Heute überlegt es sich ein Abiturient dreimal, ob er Medizin studiert oder doch lieber was „Anständiges lernt“, einen Beruf, in dem er leichter sein Geld verdienen kann. Keine Frage: Ein Arzt, ob in der Klinik oder in der eigenen Praxis, verdient in der Regel noch immer mehr als der Durchschnitts-Deutsche, von Armut sind die meisten Mediziner weit entfernt. Doch attraktiv ist der Beruf längst nicht mehr. Stressige, fast pausenlose Dauerschichten im Krankenhaus; kaum Aufstiegschancen in Positionen und Hierarchien, wo sich das lange Studium vielleicht wirklich bezahlt macht. Hinzu kommen familienfeindliche Arbeitszeiten.

Nicht besser sieht es bei den niedergelassenen Ärzten aus. Welcher Medizinstudent geht heute noch das Risiko ein, sich über beide Ohren zu verschulden, um seine eigene Praxis zu haben, ohne Aussicht, deutlich vor Erreichen des Rentenalters schwarze Zahlen zu schreiben. Geld verdienen lässt sich nur dann, wenn möglichst viele Patienten innerhalb kurzer Zeit durch die Praxis geschleust werden und Zusatzleistungen, die diese aus eigener Tasche bezahlen müssen. Zum Reden bleibt kaum Zeit, dafür gibt es schließlich kein Honorar. Wirkliches Ansehen genießen Ärzte heute kaum noch, viele sehen in den einstigen Halbgöttern raffgierige Abzocker. Und das alles nur, weil das Gesundheitssystem völlig krank, die Honorarverteilung kompliziert und undurchsichtig ist. Kein niedergelassener Arzt kann langfristig kalkulieren, weil er heute nicht weiß, was er im nächsten Jahr verdienen wird.

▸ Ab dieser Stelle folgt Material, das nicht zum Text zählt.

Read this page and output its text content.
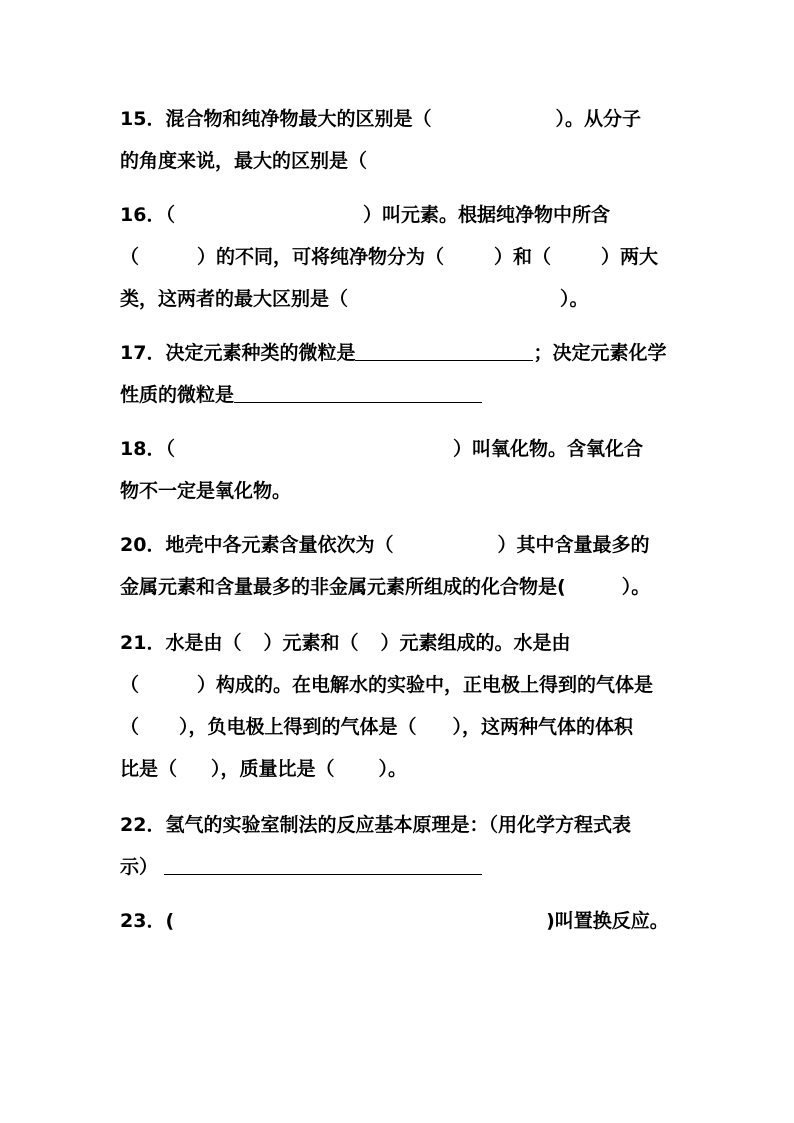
15．混合物和纯净物最大的区别是（	）。从分子
的角度来说，最大的区别是（
16．（	）叫元素。根据纯净物中所含
（	）的不同，可将纯净物分为（	）和（	）两大
类，这两者的最大区别是（	）。
17．决定元素种类的微粒是	；决定元素化学
性质的微粒是
18．（	）叫氧化物。含氧化合
物不一定是氧化物。
20．地壳中各元素含量依次为（	）其中含量最多的
金属元素和含量最多的非金属元素所组成的化合物是(	）。
21．水是由（ ）元素和（ ）元素组成的。水是由
（	）构成的。在电解水的实验中，正电极上得到的气体是
（ ），负电极上得到的气体是（ ），这两种气体的体积
比是（ ），质量比是（ ）。
22．氢气的实验室制法的反应基本原理是：（用化学方程式表
示）
23．(	)叫置换反应。
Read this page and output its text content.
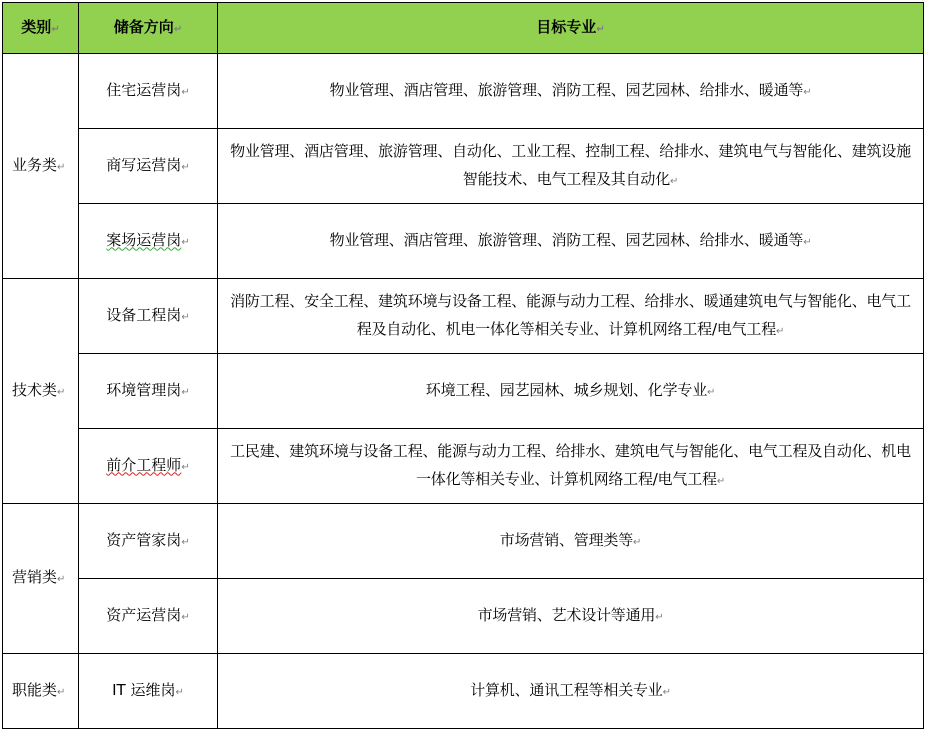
类别↵	储备方向↵	目标专业↵
业务类↵	住宅运营岗↵	物业管理、酒店管理、旅游管理、消防工程、园艺园林、给排水、暖通等↵
	商写运营岗↵	物业管理、酒店管理、旅游管理、自动化、工业工程、控制工程、给排水、建筑电气与智能化、建筑设施智能技术、电气工程及其自动化↵
	案场运营岗↵	物业管理、酒店管理、旅游管理、消防工程、园艺园林、给排水、暖通等↵
技术类↵	设备工程岗↵	消防工程、安全工程、建筑环境与设备工程、能源与动力工程、给排水、暖通建筑电气与智能化、电气工程及自动化、机电一体化等相关专业、计算机网络工程/电气工程↵
	环境管理岗↵	环境工程、园艺园林、城乡规划、化学专业↵
	前介工程师↵	工民建、建筑环境与设备工程、能源与动力工程、给排水、建筑电气与智能化、电气工程及自动化、机电一体化等相关专业、计算机网络工程/电气工程↵
营销类↵	资产管家岗↵	市场营销、管理类等↵
	资产运营岗↵	市场营销、艺术设计等通用↵
职能类↵	IT 运维岗↵	计算机、通讯工程等相关专业↵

Die Folge: In den nächsten Jahren wird es immer weniger Ärzte auf dem Land geben, der klassische Hausarzt ist ein Auslaufmodell. Da hilft auch nicht, mit finanzieller Unterstützung Studenten die eigene Praxis schmackhaft zu machen. Wer als Mediziner Geld verdienen will, geht ins Ausland – immer mehr Klinikärzte aus Trier und der Eifel arbeiten schon in Luxemburg – oder zu einem Pharmaunternehmen – aber nicht in die Eifel oder in den Hunsrück.